Did ancient and medieval writers ever worry about the blank page in the same way we do? Considering how many medieval manuscripts survive with blank parchment leaves, it is a question worth asking: did facing the empty parchment have any special meaning to those preparing to embark on the adventure of shaping a text into a book?
Scribes, whether original authors or professional copyists, knew more about the universe of script than we might ever hope to learn. For most of the medieval period, stationery fell under DIY rather than retail, with writers preparing their own writing equipment, quils from bird to nib, inks from powder to juice, parchment from the ovine specimen to the blank page.
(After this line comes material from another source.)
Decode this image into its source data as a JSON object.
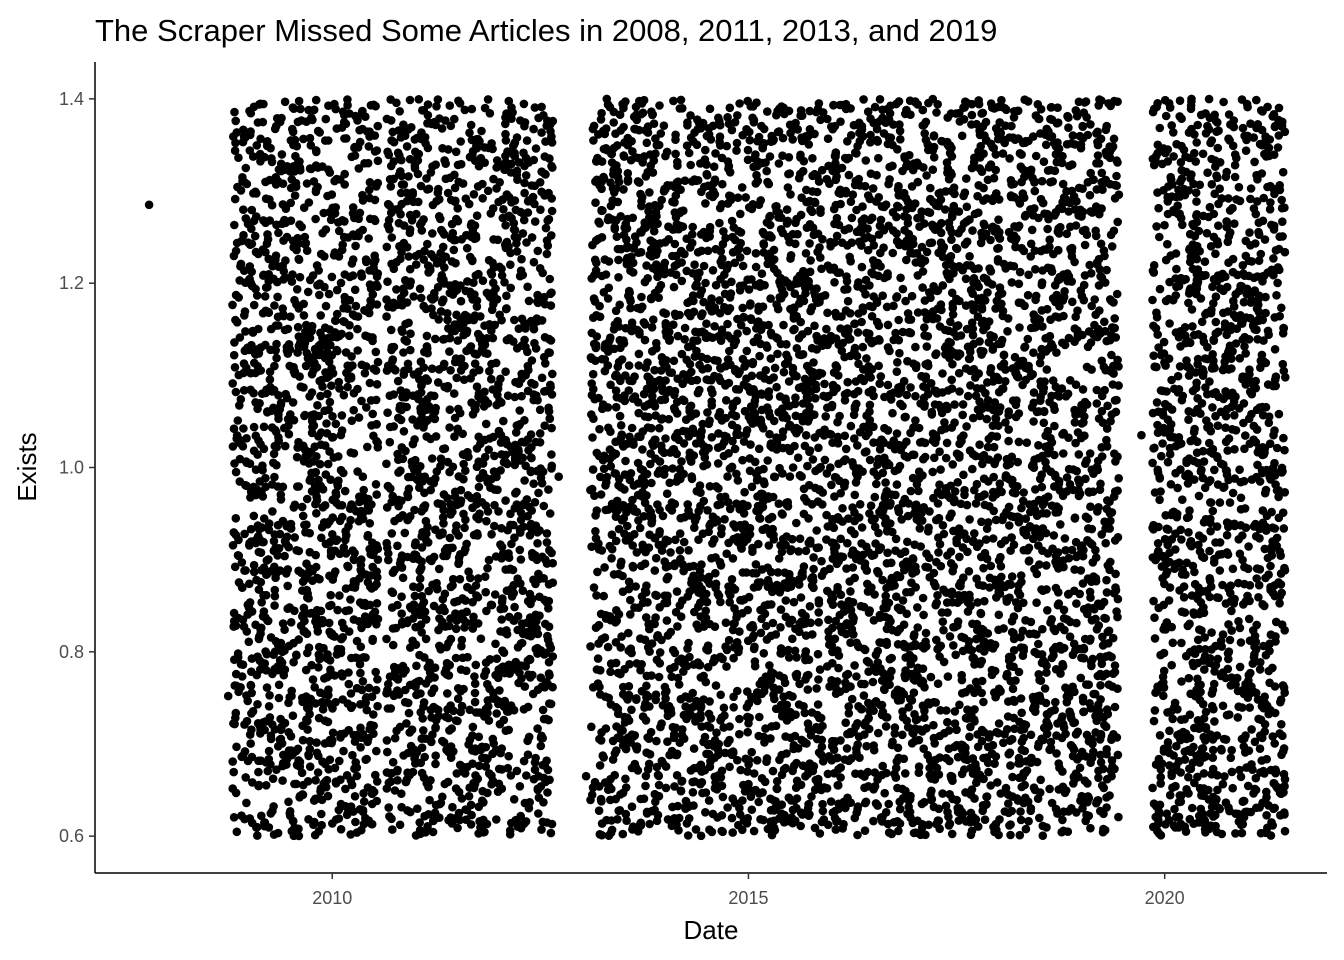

We are amateur scriveners compared to them.
Words seem to be the easiest thing to lay out on the page, once the page has been ruled, pricked, scripted. No scribe could afford to go off-script. Ligatures binding the writer to her desk, the quil flowing – but what if it didn’t?
The empty page flickering in the flickering candlelight, except no writing was ever done at candlelight, words are too precious to write away from sunlight. The illuminated manuscripts were in-lumined, infused with light. The gilding that made the decoration glisten was an accessory. Every manuscript page is illuminated in a fundamental way.
Nevertheless, the page remains blank, the parchment untouched, folded in the folds of unconsummated Gothic love. An unupdated medieval chronicle, an unfinished poem, words breaking in half-lines, a tract missing its conclusion. The blankness is telling. They were sitting on the shoulders of giants. And the page was laid out ready by those who came to sit on theirs.